OK, so to summarize the part that is relevant to this thread.
A log class is available that supports:
Conversion to boolean (true to enable, false to disable)
operator<< for output (the class is policy based so the exact method is
configurable)
Now we provide a define:
#define LOG(type) (type) && (type)
and we can then use it like this:
LOG(some_type) << "Log message\n";
This reduces disabled logs to a test and a branch, and they can be optimized
out in release builds by making the log class conversion to boolean an
inlined return(false).
I have found no way to avoid the macro unfortunately, all other approaches
subvert the logical AND short-circuit that this approach relies on.
Let me know any thoughts.
Thanks,
Brian Hawkins
-----Original Message-----
From: boost-admin_at_[hidden] [mailto:boost-admin_at_[hidden]]On
Behalf Of Jeff Garland
Sent: Tuesday, April 09, 2002 7:28 AM
To: boost_at_[hidden]
Subject: RE: [boost] null ostream (was Logging library)
> 9 Apr 2002 07:32:09 +0400 Jeff Garland wrote:
> >
> >-- a null log stream class that has all empty functions. This can be
used
Eugene Karpachov wrote:
> How does "null _log_ stream" differ from just "null stream"? AFAIR we
> already have null stream buffer in boost, hence we have null stream.
The problem is that the null stream buffer still has the overhead of the
ostream class calling into
the stream buffer to do nothing. That is, the logging will still have some
performance impact on
production code. My goal was to have zero impact.

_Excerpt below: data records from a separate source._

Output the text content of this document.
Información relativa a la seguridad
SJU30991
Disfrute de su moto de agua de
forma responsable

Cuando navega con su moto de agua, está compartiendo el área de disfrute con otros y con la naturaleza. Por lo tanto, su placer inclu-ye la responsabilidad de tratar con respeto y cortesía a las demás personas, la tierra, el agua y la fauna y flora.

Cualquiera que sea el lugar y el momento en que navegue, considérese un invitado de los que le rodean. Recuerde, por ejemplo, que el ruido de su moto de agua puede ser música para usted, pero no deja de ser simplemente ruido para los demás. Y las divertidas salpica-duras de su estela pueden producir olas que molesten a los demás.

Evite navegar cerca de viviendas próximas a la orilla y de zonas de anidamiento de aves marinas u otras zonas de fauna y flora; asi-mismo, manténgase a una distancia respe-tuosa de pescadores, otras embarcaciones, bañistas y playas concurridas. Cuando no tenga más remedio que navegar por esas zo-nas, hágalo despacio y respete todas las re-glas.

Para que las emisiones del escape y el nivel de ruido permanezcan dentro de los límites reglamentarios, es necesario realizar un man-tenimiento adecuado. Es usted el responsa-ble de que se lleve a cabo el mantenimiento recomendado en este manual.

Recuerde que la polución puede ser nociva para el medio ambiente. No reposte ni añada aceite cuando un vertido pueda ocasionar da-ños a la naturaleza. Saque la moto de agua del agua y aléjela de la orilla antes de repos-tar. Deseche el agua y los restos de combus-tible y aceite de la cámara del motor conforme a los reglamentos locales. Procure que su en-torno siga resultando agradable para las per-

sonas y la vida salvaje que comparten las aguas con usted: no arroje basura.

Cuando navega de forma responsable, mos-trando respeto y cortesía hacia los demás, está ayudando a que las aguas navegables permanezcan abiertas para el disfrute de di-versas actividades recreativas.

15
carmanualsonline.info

A traditional solution to what I was after would be to use the ugly macros
throughout the code:
void f() {
//some code
#ifdef DEBUG
logger << "log data" << endl;
#endif
}
In a large program you could wind up with thousands of these macros
polluting the code. So with
null stream you have one #ifdef to set the stream to either an ostream or
null stream. The rest of
the code is written without conditional logic:
void f() {
//some code
logger << "log data" << endl; // optimized out by the compiler in release
builds
}
So null ostream and null stream buffer serve different purposes. null stream
buffer can be switched
at runtime while null ostream is switched at compile time.